= 10th Utah Territorial Legislature =

The 10th Utah Territorial Legislature comprised members of the Territorial Council serving the second year of their terms, together with members of the House of Representatives elected to one-year terms. The regular election for the House was held August 6, 1860. Several vacancies in the Territorial Council were also filled, including due to the resignations of Charles C. Rich and Orson Pratt.

==Session==
A special session was called for November 12, 1860, prior to the regular scheduled meeting of the legislature in December. Aside from the business of organizing each house, the extra session was primarily for the purpose of assigning the newly arrived justices of the Supreme Court to their respective districts. Once this was done, the legislature promptly adjourned again on November 13.
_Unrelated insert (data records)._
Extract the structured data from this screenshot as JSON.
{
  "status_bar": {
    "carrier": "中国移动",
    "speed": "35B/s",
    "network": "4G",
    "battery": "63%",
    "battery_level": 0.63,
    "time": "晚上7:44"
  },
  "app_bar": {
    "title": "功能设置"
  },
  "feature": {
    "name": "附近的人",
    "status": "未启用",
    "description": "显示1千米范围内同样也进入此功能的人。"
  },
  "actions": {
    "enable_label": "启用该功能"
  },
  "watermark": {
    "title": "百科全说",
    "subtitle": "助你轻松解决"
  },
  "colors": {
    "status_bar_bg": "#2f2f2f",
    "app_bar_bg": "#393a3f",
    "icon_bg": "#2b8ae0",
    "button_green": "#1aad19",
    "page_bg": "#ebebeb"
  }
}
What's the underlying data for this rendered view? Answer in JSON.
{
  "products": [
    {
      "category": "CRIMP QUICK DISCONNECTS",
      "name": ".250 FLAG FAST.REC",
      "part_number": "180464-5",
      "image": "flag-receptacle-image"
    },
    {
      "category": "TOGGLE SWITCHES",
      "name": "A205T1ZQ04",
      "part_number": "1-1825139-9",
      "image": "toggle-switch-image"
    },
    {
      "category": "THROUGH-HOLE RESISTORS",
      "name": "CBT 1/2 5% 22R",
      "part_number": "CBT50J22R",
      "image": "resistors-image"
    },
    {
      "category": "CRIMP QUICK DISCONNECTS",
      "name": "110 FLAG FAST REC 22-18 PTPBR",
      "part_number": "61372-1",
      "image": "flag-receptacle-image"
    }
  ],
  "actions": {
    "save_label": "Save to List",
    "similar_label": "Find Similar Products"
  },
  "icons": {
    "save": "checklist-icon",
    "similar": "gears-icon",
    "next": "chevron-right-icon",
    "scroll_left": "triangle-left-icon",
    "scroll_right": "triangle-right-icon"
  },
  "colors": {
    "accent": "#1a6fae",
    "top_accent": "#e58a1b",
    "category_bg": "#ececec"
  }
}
The regular session convened on December 10, 1860, at the Social Hall in Salt Lake City, and ended on January 18, 1861.

==Members==

| Name | County | Office | Notes |
Territorial Council:
| Albert Carrington | Salt Lake |  |  |
| Lorin Farr | Weber |  |  |
| James Ferguson | Salt Lake |  |  |
| John T. Hardy | Utah |  |  |
| Leonard E. Harrington | Utah | President pro tem |  |
| John A. Ray | Millard |  |  |
| Franklin D. Richards | Salt Lake |  |  |
| George A. Smith | Iron |  |  |
| William R. Smith | Davis |  |  |
| Lorenzo Snow | Box Elder |  |  |
| Daniel H. Wells | Salt Lake | President |  |
| Edwin Whiting | San Pete |  |  |
| Wilford Woodruff | Salt Lake |  | Elected November 5, 1860 |
Territorial House of Representatives:
| Washington F. Anderson | Salt Lake |  |  |
| Ezra T. Benson | Cache |  |  |
| Jacob G. Bigler | Juab |  |  |
| Isaac Bullock | Utah |  |  |
| Hiram B. Clawson | Salt Lake |  |  |
| William Crosby | Iron |  |  |
| Evan M. Greene | Tooele |  |  |
| Horton D. Haight | Davis |  |  |
| Lorenzo H. Hatch | Utah |  |  |
| Rosel Hyde | Davis |  |  |
| John C. James | Carson |  |  |
| John V. Long | Salt Lake |  |  |
| James McGaw | Weber |  |  |
| John M. Moody | Salt Lake |  |  |
| William P. Nebeker | Salt Lake |  |  |
| George Peacock | San Pete |  |  |
| Albert P. Rockwood | Salt Lake |  |  |
| Silas S. Smith | Iron |  |  |
| Hosea Stout | Salt Lake |  |  |
| John Taylor | Salt Lake | Speaker |  |
| Daniel Thompson | Millard |  |  |
| Albert K. Thurber | Utah |  |  |
| Charles W. Wandell | Beaver |  |  |
| Chauncey W. West | Weber |  |  |
| Edwin D. Woolley | Salt Lake |  |  |

As with the previous legislative session, Green River County did not provide anyone to fill its seat in the House.